George Jefferson Hassell was a convicted mass murderer who murdered his wife and eight children on December 5, 1926, in Farwell, Texas.
George Jefferson Hassell was born in Smithville, Texas, the youngest of seven children. After his brother died (suspiciously) in 1924, by allegedly being kicked to death by a mule, George stepped up and married his brother’s widow, Martha Ferguson of Oklahoma, and took on the care of his eight nieces and nephews.
On the night of December 5, 1926, George and his wife argued over his ‘involvement’ with her under-aged daughter. (George was a sexual predictor and her daughter was his present prey.) Enraged at the confrontation, George proceeded to brutally attack his wife and to strike her repeatedly in the face with a ballpeen hammer.
After the murder of his wife, George Jefferson Hassell moved between each member of the family’s beds, using a straight razor and stockings to kill each one of them. He woke the two eldest boys and a scuffle ensued, ending with George killing them with a shotgun and an ax. All of the bodies were then stored in the newly dug root cellar by the house.
Arrest And Execution
By December 8th, it was more than obvious to neighbors and friends that Martha, and her entire brood, children ranging in age from 22 months to 21 years old, had suddenly vanished. But George was on it. He explained the family was moving back to Oklahoma and that the others had already set out. He would be quick to follow. He held a large yard sale, with all of the possessions up for grabs.
During the auction a wagon ran over the sinkhole, that was in fact the soft ground above mass grave, and it aroused the suspicion of onlookers. And it didn’t take long for the law to have a few suspicions of their own. They immediately started to dig away at the ground. While they were uncovering the bodies, George Jefferson Hassell stabbed himself in the chest in a half heart suicide attempt. With only superficial wounds, George was immediately arrested and taken into custody.
He gave a three-word confession: “I did it.” With little emotion, and no remorse, he penned this statement:
I had just quarreled with my wife and gone out to the barn and taken a drink of whiskey. When I returned, my wife began quarreling with me. I grabbed a hammer, where it came from I do not know. I struck her and she fell to the floor. When I saw what I had done, I decided that I had best go on and kill the whole outfit.

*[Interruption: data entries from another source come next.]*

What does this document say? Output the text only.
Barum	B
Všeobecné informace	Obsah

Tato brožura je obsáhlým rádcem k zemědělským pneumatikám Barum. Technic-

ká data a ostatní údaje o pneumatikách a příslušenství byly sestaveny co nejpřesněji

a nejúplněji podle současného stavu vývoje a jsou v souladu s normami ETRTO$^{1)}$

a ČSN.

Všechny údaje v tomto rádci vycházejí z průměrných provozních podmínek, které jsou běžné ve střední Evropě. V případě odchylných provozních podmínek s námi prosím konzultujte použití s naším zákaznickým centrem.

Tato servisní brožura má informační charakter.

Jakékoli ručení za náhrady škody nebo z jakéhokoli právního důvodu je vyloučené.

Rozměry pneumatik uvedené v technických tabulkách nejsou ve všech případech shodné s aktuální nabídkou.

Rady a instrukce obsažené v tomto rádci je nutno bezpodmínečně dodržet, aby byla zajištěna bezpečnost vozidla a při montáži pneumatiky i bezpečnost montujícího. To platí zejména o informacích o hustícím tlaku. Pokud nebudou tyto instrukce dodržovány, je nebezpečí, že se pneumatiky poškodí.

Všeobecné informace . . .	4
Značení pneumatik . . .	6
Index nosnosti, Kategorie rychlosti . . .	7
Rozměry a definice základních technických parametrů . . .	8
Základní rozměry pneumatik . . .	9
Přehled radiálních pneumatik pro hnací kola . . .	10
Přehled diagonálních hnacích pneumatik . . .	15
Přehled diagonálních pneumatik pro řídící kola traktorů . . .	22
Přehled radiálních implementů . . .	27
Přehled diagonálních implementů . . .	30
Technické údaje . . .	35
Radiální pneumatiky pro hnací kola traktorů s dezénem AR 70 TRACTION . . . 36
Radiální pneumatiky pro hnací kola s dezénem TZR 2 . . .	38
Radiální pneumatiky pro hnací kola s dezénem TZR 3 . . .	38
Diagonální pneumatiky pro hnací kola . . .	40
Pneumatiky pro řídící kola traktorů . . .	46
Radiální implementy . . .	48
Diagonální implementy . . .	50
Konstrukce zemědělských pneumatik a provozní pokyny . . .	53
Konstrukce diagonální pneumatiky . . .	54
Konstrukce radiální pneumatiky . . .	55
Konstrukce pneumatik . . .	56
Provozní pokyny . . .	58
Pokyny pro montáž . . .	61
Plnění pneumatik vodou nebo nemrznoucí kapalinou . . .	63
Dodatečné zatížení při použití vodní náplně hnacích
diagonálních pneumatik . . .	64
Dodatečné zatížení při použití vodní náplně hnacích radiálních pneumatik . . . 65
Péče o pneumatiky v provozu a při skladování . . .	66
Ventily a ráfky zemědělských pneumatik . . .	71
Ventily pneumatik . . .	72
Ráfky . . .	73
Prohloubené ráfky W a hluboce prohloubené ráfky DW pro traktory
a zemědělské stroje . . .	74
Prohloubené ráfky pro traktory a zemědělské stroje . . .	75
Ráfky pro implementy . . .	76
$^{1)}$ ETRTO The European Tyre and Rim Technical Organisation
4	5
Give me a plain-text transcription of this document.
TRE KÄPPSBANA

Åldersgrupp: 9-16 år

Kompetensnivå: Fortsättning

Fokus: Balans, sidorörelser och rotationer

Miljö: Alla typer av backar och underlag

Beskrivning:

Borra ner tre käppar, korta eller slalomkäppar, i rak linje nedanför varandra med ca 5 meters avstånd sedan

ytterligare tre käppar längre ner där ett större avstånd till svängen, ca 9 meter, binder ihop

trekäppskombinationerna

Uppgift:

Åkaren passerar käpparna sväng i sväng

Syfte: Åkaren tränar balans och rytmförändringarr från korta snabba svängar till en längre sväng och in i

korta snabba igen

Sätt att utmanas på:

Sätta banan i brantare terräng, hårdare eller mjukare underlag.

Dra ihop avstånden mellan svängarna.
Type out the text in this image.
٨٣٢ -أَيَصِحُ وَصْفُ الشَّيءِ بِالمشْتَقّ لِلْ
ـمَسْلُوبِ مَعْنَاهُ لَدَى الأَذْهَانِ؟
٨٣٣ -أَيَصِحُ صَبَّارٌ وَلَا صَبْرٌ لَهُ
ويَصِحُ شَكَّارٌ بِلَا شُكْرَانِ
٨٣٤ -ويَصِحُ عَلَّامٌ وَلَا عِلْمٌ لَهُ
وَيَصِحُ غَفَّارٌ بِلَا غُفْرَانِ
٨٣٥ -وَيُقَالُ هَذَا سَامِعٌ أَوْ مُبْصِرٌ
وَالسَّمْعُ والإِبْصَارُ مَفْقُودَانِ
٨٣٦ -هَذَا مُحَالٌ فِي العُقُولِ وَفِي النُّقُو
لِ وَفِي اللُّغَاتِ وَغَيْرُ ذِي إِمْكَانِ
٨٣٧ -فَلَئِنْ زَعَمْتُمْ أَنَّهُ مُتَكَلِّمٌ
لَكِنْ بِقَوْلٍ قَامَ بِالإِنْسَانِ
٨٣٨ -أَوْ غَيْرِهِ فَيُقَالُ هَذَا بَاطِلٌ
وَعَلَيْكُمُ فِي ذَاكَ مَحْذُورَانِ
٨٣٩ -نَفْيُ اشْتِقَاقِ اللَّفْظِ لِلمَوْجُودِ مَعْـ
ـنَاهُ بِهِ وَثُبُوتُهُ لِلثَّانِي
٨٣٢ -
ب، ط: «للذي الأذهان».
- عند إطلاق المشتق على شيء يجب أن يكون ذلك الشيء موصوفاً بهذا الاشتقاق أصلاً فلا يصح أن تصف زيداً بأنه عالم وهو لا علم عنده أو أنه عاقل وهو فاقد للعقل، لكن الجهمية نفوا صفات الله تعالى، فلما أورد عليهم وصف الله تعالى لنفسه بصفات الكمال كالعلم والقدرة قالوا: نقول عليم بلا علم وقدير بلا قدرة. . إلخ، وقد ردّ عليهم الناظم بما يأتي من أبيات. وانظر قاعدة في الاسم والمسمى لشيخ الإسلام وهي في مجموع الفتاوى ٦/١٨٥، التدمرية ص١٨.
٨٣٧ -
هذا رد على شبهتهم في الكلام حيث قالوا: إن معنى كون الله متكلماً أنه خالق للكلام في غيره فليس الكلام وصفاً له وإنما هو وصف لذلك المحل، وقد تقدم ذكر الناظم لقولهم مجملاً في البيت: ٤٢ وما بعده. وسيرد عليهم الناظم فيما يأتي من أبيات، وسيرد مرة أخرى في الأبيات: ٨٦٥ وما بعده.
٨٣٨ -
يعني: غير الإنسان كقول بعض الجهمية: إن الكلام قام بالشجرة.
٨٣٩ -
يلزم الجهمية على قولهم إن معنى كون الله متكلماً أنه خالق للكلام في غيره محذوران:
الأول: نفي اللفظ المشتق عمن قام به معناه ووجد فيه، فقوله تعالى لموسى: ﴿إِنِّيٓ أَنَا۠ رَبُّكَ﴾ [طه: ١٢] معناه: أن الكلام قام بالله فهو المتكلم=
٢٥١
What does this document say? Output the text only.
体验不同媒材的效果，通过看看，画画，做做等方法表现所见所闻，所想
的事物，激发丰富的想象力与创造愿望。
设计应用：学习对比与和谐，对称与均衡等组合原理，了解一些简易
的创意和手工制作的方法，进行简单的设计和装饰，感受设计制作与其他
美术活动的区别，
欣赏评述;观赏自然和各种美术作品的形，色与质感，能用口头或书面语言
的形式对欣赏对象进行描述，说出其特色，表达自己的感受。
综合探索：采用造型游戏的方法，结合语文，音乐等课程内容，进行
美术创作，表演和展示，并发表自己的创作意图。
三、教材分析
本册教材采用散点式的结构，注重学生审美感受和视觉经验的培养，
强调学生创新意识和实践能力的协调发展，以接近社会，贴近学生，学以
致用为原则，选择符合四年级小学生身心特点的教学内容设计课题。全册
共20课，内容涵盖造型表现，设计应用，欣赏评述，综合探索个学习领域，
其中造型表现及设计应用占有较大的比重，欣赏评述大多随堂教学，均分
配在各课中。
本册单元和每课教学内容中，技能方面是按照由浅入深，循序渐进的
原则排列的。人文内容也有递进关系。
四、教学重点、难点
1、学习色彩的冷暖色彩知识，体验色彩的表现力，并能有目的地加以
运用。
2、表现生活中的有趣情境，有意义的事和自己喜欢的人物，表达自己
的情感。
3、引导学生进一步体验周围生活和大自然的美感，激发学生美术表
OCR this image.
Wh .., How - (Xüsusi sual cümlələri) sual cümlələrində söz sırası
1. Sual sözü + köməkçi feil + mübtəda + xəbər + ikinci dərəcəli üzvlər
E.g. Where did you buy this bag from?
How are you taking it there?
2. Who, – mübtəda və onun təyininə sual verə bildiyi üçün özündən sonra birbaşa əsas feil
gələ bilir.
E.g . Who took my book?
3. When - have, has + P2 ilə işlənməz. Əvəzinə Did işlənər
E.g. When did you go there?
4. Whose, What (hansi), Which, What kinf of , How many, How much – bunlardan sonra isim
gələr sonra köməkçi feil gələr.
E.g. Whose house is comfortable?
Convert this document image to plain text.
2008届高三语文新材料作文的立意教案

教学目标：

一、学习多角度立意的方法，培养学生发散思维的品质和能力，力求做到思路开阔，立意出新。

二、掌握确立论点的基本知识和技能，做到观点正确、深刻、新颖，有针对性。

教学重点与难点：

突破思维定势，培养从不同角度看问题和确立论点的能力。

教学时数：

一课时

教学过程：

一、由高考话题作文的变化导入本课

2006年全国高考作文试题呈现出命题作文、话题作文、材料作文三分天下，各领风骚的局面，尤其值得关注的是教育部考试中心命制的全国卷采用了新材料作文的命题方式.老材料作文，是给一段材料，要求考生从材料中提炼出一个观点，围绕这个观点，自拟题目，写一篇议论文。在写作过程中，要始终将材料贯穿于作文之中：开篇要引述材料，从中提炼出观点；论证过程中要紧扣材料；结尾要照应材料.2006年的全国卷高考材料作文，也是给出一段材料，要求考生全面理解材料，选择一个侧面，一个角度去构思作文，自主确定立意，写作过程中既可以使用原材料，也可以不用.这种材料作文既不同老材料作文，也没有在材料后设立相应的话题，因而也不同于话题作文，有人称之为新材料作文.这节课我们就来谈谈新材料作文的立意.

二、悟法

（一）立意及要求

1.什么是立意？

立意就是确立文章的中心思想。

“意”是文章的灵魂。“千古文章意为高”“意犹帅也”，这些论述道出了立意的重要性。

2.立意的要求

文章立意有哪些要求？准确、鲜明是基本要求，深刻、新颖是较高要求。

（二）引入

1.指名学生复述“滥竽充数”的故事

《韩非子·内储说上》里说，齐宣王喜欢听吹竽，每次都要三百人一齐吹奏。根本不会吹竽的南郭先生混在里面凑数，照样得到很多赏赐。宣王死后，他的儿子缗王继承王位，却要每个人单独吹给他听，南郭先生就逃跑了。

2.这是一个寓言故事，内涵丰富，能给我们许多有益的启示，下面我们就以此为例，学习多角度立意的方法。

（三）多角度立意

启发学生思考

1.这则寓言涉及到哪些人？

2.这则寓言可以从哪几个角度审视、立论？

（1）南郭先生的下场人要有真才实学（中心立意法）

And George Jefferson Hassell didn’t stop there. His confession went on to say that Martha and her kids were not his first murders. He confessed that he’d actually killed his “common-law” wife, and her children ten years earlier. Her name was Marie Vogel, and he admitted that they were “joking” when he suddenly found himself choking her to death. Then he choked all three of her children as well. Police officials in Whittier, California, where the murders took place, were informed and they dug up the cellar of their former home. All four bodies were found just where George said they would be.
After George Hassell confessed to the mass murder of his entire family , a short trial was convened and Farwell soon took on a carnival atmosphere, as well as its sister city, Texico, New Mexico. On February 2, 1928, George Jefferson Hassell died in the electric chair. He stated that the electric chair held the same fear to him as did a barbers chair. He showed no remorse. George Jefferson Hassell was the 27th man executed in the state of Texas.
The Motive of George Jefferson Hassell
Hassell had a long history of criminal behavior, including a two time family annihilator, embezzlement and military desertion. According to his testimony his initial act was a crime of passion, and he killed the children to protect himself. A psychiatric report characterizes him as a sociopath.